Mr. Postle is now deprived of that opportunity. He did not secure dismissal of this lawsuit because the plaintiffs could not colorably allege he was cheating or even how he did it. He did not prevail by convincing others of his deep intellectual poker prowess. He was let out because he had the altogether perverse luck of living in a state that has not appreciably changed its views on the justiciability of gaming obligations since the Millard Fillmore administration.

Our suit will go forward against at least Stones Gambling Hall; the court has afforded us leave to amend our complaint, and we will do so.

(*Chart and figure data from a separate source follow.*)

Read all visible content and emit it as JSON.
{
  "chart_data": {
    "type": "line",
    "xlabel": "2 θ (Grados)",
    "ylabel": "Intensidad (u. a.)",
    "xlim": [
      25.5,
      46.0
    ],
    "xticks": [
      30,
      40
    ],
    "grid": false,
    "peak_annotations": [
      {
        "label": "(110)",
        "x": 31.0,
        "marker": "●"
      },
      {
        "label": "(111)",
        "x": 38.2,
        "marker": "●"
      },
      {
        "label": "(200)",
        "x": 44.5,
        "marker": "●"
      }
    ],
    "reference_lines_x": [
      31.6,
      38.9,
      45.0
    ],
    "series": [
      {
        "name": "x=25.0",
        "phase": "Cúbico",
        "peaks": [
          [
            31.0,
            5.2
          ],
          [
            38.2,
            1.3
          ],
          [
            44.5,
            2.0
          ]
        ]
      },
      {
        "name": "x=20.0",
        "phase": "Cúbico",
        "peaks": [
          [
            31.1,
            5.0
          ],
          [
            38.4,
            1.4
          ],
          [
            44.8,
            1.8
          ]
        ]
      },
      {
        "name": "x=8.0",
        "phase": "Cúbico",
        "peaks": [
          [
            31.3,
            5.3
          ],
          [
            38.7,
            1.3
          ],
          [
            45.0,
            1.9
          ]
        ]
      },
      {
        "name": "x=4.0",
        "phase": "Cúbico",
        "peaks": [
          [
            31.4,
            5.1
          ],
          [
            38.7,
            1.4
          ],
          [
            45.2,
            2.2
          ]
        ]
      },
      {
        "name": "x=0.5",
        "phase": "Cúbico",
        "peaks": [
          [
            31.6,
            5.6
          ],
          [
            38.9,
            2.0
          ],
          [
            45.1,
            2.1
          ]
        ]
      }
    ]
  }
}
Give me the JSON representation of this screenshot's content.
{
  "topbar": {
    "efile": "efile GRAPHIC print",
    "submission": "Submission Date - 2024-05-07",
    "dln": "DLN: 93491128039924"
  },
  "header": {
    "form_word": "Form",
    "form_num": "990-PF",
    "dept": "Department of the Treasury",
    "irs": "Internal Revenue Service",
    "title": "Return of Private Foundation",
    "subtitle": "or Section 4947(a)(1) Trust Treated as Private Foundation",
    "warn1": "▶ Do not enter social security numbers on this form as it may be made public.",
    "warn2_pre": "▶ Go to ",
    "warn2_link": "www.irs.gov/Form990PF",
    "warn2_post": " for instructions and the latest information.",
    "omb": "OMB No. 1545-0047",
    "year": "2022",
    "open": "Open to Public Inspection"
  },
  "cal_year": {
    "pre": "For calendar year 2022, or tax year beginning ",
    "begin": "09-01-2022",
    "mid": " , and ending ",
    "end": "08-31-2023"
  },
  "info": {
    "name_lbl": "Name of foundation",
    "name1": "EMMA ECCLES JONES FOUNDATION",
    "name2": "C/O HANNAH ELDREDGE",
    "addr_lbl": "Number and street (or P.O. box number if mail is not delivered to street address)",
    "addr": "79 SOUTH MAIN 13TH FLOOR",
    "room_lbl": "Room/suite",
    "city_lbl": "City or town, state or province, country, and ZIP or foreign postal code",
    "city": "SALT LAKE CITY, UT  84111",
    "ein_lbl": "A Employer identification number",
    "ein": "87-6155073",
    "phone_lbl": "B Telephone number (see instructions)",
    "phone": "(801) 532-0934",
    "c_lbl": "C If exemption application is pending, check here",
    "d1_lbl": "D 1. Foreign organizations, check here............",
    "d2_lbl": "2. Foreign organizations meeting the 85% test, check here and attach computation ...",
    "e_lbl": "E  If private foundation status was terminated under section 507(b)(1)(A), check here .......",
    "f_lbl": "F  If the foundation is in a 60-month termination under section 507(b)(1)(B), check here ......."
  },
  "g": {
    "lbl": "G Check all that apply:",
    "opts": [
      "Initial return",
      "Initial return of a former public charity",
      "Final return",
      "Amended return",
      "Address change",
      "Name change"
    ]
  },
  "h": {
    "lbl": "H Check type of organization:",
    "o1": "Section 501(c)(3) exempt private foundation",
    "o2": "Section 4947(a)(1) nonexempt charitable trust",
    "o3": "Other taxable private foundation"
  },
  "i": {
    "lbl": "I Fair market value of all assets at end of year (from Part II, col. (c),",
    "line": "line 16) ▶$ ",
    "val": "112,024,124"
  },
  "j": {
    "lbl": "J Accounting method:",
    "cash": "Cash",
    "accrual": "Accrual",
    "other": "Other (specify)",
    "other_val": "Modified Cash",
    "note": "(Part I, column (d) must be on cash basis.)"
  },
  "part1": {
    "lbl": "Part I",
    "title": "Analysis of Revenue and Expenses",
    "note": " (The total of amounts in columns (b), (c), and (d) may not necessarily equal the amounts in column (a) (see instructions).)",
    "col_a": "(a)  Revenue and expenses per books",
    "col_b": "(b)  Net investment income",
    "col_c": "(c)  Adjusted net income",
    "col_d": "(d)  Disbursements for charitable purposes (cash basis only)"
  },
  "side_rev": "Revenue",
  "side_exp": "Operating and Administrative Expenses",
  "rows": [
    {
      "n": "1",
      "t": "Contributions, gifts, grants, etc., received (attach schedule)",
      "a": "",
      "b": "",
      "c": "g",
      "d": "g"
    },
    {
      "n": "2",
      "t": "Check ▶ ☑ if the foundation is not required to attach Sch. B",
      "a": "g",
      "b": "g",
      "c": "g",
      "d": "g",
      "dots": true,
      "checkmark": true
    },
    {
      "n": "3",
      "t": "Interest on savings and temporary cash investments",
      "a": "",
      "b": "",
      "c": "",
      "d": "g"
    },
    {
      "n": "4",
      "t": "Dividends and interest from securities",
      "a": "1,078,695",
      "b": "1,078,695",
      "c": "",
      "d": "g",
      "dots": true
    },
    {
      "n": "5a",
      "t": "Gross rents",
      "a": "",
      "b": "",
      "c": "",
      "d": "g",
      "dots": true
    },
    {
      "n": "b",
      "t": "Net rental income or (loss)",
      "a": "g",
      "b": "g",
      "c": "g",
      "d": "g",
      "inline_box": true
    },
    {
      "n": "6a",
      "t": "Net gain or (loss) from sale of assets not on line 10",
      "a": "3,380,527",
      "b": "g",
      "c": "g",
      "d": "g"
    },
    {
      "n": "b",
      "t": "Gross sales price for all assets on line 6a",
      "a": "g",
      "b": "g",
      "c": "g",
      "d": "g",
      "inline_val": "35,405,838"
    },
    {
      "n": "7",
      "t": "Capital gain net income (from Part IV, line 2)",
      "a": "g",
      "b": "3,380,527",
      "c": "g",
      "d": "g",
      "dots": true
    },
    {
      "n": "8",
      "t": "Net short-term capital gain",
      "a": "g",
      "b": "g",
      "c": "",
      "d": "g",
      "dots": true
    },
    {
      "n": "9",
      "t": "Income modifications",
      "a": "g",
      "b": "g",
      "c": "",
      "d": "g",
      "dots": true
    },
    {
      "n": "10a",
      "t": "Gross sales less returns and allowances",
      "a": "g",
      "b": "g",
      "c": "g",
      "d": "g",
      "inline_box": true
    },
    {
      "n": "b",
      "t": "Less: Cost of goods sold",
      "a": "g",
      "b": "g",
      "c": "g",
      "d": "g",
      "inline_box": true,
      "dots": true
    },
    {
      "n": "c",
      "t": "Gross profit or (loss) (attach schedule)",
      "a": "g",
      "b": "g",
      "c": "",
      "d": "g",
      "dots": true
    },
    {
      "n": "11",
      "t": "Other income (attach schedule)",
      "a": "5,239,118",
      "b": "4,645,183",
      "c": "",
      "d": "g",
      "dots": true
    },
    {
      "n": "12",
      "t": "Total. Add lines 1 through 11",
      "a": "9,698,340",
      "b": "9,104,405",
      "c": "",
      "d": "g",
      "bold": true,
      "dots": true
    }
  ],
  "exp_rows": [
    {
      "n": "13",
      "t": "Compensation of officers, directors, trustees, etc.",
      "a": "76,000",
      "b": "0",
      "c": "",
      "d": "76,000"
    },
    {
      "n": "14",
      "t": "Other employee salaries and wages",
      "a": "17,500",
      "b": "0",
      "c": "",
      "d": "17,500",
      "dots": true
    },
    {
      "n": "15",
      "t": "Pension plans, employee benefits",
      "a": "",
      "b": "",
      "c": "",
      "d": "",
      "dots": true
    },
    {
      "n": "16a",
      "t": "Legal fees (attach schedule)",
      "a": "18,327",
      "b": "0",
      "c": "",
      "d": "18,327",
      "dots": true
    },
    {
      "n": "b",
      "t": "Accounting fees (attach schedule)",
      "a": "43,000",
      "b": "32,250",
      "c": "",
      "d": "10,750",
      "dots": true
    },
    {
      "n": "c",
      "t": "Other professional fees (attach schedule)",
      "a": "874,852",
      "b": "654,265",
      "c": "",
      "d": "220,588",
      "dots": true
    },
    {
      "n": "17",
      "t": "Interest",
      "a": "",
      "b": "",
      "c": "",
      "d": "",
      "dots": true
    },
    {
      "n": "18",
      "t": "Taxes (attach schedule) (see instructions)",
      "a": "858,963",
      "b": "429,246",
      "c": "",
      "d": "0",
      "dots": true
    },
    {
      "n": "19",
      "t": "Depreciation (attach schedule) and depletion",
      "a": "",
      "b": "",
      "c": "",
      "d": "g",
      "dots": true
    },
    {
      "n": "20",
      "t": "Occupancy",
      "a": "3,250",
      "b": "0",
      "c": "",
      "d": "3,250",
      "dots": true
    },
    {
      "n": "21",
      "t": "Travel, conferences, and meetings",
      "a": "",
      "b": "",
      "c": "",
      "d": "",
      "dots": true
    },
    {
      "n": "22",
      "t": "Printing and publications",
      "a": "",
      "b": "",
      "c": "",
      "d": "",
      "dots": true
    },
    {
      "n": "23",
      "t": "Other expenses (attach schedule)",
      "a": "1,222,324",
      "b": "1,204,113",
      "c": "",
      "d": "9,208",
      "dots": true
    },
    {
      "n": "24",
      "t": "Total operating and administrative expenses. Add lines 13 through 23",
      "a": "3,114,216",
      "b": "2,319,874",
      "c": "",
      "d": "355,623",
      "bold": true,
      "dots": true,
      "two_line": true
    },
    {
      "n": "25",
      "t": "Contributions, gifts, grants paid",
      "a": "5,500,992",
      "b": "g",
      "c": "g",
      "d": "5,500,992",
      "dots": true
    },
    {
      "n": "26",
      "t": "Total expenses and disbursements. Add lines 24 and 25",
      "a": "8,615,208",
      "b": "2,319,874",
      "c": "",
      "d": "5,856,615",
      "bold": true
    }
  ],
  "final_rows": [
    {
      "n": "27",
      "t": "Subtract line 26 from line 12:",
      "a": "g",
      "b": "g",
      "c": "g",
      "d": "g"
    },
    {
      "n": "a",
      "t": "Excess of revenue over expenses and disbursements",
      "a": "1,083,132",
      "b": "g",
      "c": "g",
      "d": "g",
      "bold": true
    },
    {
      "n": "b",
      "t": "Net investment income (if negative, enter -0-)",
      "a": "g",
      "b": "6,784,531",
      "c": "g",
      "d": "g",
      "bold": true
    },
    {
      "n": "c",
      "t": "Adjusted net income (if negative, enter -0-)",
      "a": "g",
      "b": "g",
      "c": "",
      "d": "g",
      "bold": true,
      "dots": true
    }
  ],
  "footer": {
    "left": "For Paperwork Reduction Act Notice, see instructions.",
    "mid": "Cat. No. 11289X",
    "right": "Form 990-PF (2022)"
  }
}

It has been my longstanding practice to not comment substantively on forward-looking litigation outside of the judicial process, and it is a practice I’d be remiss to cease honoring in this moment. As I draft this, my text messages overflow with friends sending some combination of well wishes and variously-conjugated versions of the word “appeal.” The latter is not something about which any substantive thought has been given, and my disdain for lawyers who so comfortably stand on the courthouse steps decrying “we will appeal!” after every adverse ruling is, at irreducible minimum, palpable.

That the suit is proceeding ought not be lost. This column is not a postmortem; plenty more will be shared on the court’s docket as matters progress.

In the interim, though, I worry about the message California’s peculiarly-outdated doctrine sends the poker community. If the laws of a major state will not give standing to our gaming grievances, my oft-repeated admonishments to avoid underworld brutality will seem quaintly aloof. If the laws of a major state will not permit entertainment of a cheating case on the merits, the next Mr. Postle amongst us – even if someone falsely accused or victimized by happenstance – will be without a traditional forum to clear her or his good name.